La ballade de l'escargot d'or
Un soir, dans la campagne, passait devant les pécores,
Sur sa cuirasse d’or le soleil mirait l’or
Des derniers flamboiements d’une soirée ardente,
Et doublait du héros la splendeur flamboyante !
Il n’était qu’or partout, de la bave au fanion,
L’or des cuissards froissait l’or des caparaçons,
Des rubis grenadins faisaient feu sur son casque,
Mais ses yeux en faisaient plus encore sous son masque...
Superbe, et de loisir, il allait sans pareil,
Et n’en ayant rien à battre, il battait le soleil !
Et les bergers, penchés aux rampes des montagnes,
Se le montraient flambant, au loin, dans les campagnes,
Comme une tour de feu, ce grand escargot d’or,
Et disaient : C’est Gabriel ou bien le météore,
Confondant tous les deux dans une même gloire,
L’un, pour mieux l’admirer, l’autre, pour mieux y croire.

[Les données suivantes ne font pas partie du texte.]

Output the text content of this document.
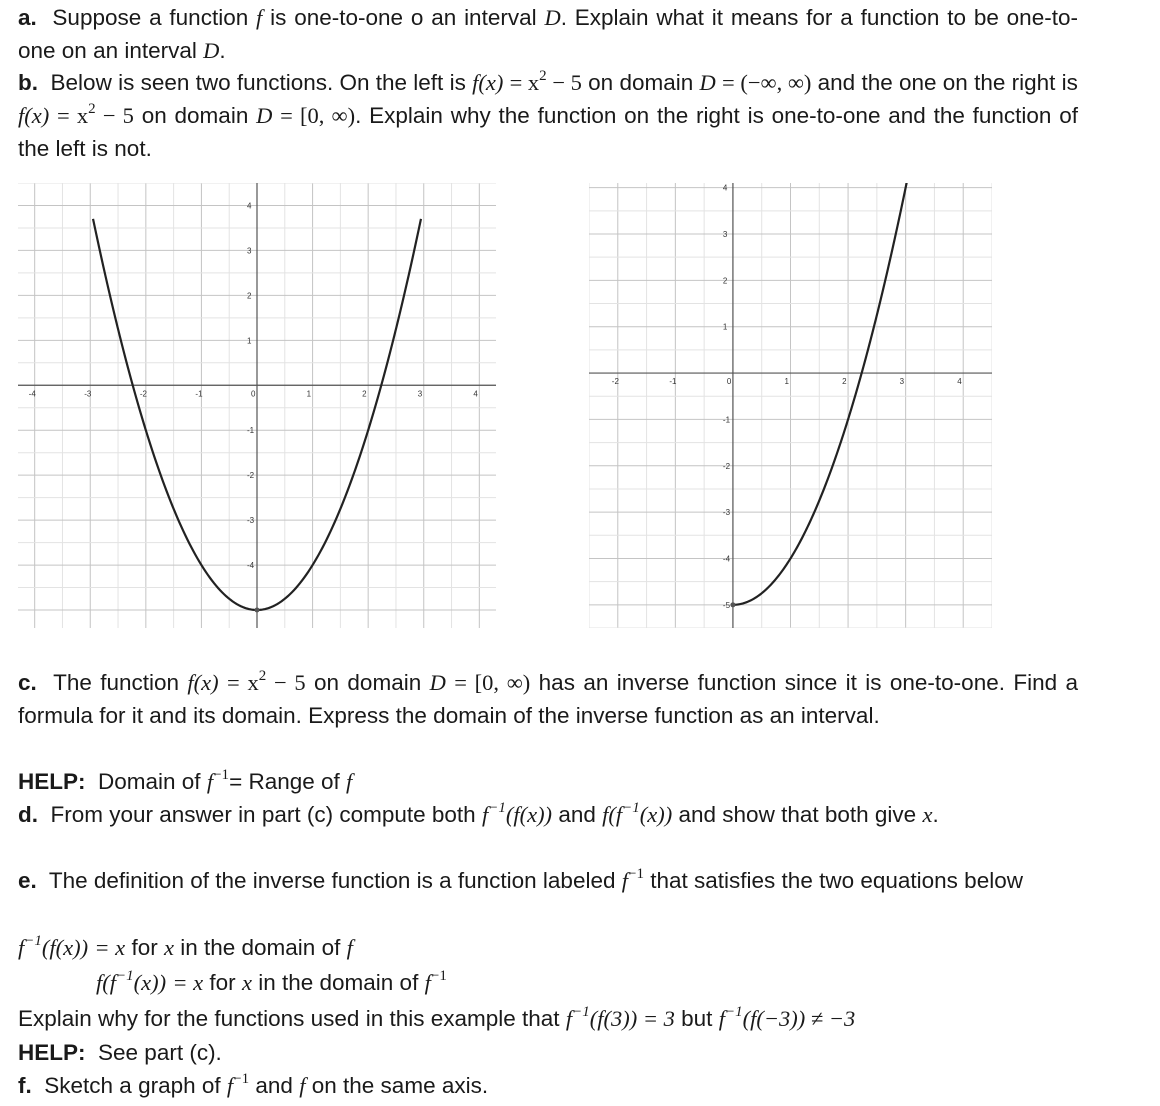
a. Suppose a function f is one-to-one o an interval D. Explain what it means for a function to be one-to-one on an interval D.
b. Below is seen two functions. On the left is $f(x) = x^2 - 5$ on domain D = (−∞, ∞) and the one on the right is $f(x) = x^2 - 5$ on domain D = [0, ∞). Explain why the function on the right is one-to-one and the function of the left is not.
-4	-3	-2	-1	0	1	2	3	4
4
3
2
1
-1
-2
-3
-4
-2	-1	0	1	2	3	4
4
3
2
1
-1
-2
-3
-4
-5
c. The function $f(x) = x^2 - 5$ on domain D = [0, ∞) has an inverse function since it is one-to-one. Find a formula for it and its domain. Express the domain of the inverse function as an interval.
HELP: Domain of $f^{-1}=$ Range of f
d. From your answer in part (c) compute both $f^{-1}(f(x))$ and $f(f^{-1}(x))$ and show that both give x.
e. The definition of the inverse function is a function labeled $f^{-1}$ that satisfies the two equations below
$f^{-1}(f(x)) = x$ for x in the domain of f
$f(f^{-1}(x)) = x$ for x in the domain of $f^{-1}$
Explain why for the functions used in this example that $f^{-1}(f(3)) = 3$ but $f^{-1}(f(-3)) \ne -3$
HELP: See part (c).
f. Sketch a graph of $f^{-1}$ and f on the same axis.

Or, comme il passait là, magnifique et puissant,
Et calme, et grave, et lent, le radieux passant
Entendit dans le creux d’un ravin solitaire
Une voix qui semblait, triste, sortir de terre !

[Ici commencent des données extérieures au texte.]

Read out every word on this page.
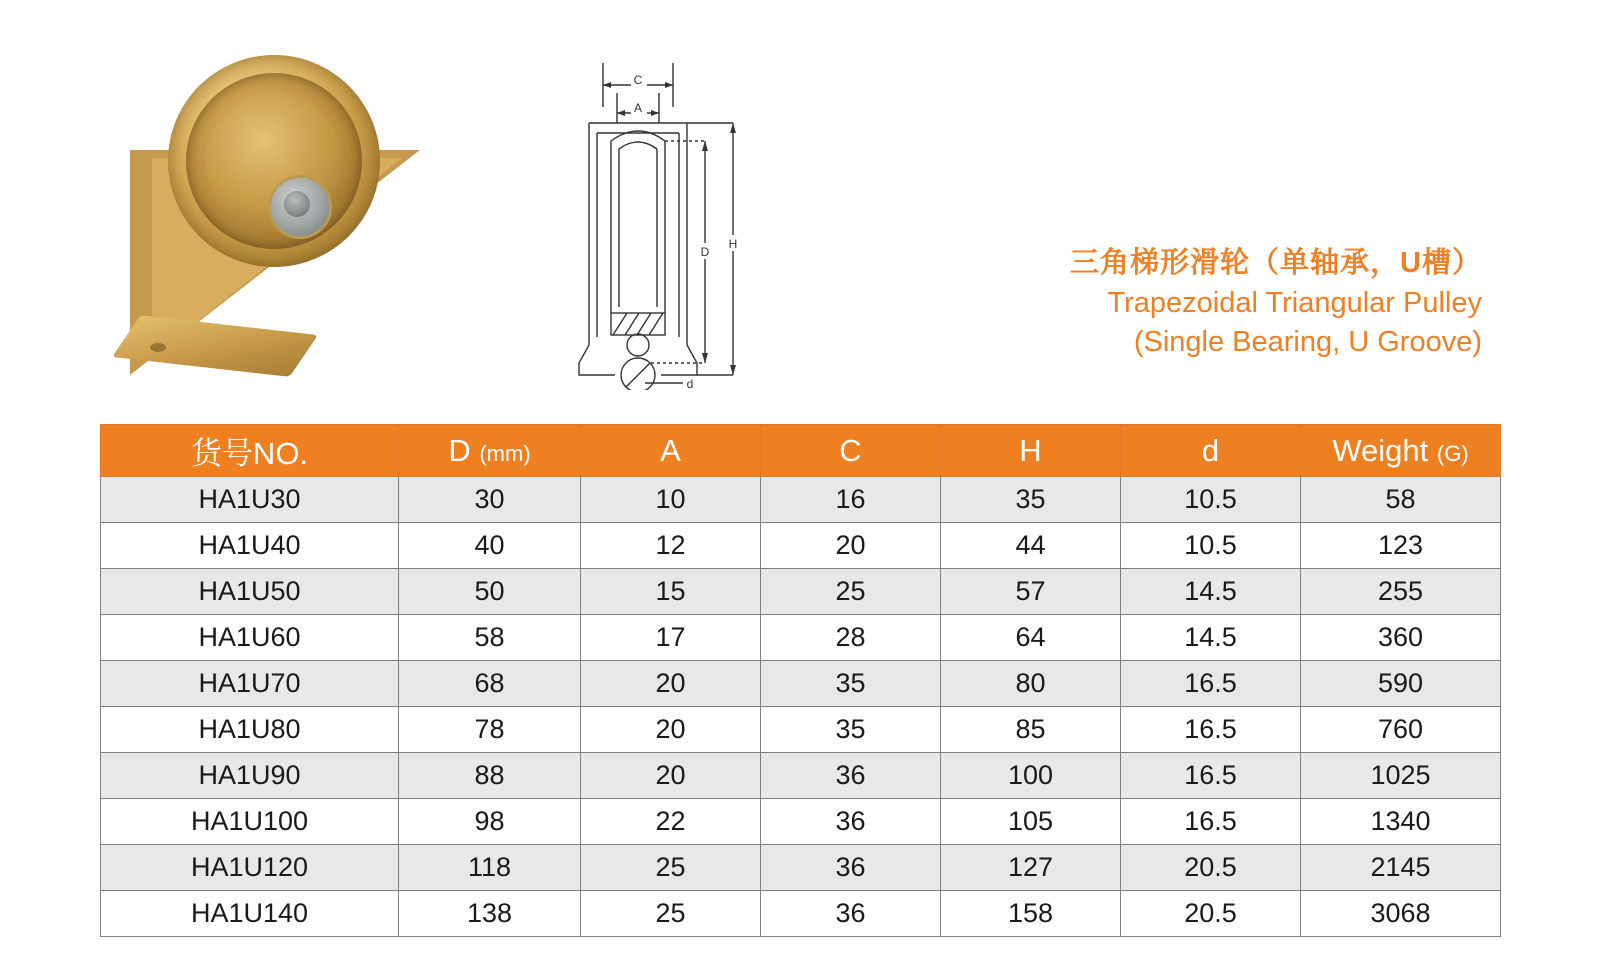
C
A
D
H
d
三角梯形滑轮（单轴承，U槽）
Trapezoidal Triangular Pulley
(Single Bearing, U Groove)
货号NO.	D (mm)	A	C	H	d	Weight (G)
HA1U30	30	10	16	35	10.5	58
HA1U40	40	12	20	44	10.5	123
HA1U50	50	15	25	57	14.5	255
HA1U60	58	17	28	64	14.5	360
HA1U70	68	20	35	80	16.5	590
HA1U80	78	20	35	85	16.5	760
HA1U90	88	20	36	100	16.5	1025
HA1U100	98	22	36	105	16.5	1340
HA1U120	118	25	36	127	20.5	2145
HA1U140	138	25	36	158	20.5	3068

Et c’était, étendu sur le sol, un lépreux,
Une immondice humaine, un monstre, une karo, un être affreux
Dont l’aspect fit lever tout droit, dans la poussière,
Les deux pieds des badauds se dressant en arrière,
Comme s’ils eurent compris que les peaux de leurs pieds,
S’ils touchaient à cet être, en resteraient souillés,
Et qu’il ne pourrait plus en essuyer la fange !
Cependant le héros, dans sa splendeur d’archange,
Inclinant son panache éclatant, aperçut
Ce hideux malandrin, sale et vil, le rebut
Du monde, – il lui tendit noblement son aumône,
Du haut de sa gloire, comme d’un trône,
À ce lépreux impur, contagieux, maudit,
Qui la lui demandait au nom de Shepy la Brebis !
C’est alors qu’on pût voir une chose touchante :
Allongeant vers l'escargot sa main purulente,
Le lépreux accroupi se mit sur ses genoux,
Surpris – le repoussé! – de voir un escargot doux
Ne pas montrer l’horreur qu’inspirait sa présence,
Et ne pas l’écarter du bois dur de sa lance ;
Et touché dans le cœur de voir cette pitié,
Il osa, lui, le vil, l’affreux, l'humilié,
Dans un de ces élans plus forts que la nature,
A l'armure dorée, coller sa bouche impure.
Le malheureux savait qu’il pouvait appuyer, lui l'anormal,
Sans lui donner son mal, sur le brillant métal,
Le mouiller de sa lèvre, y traîner son haleine.
Lui qui n’avait jamais baisé de main humaine
Et qui donnait la mort d’un seul attouchement,
Vautra son front dartreux sur cet escargot, ce géant.
Et l'autre le laissa très tranquillement faire,
Sans dédain, sans dégoût, sans haine, sans colère,
Immobile, il restait le grand Escargot d'or !
Que pouvait-il penser sous l'apparence du fort,
De son casque en rubis, quand il vit cette audace ?
Quel sentiment passa sous l’or de sa cuirasse ?
Mais il fixa longtemps le lépreux, – puis soudain,
Il tendit le cou et lui bava sur la main.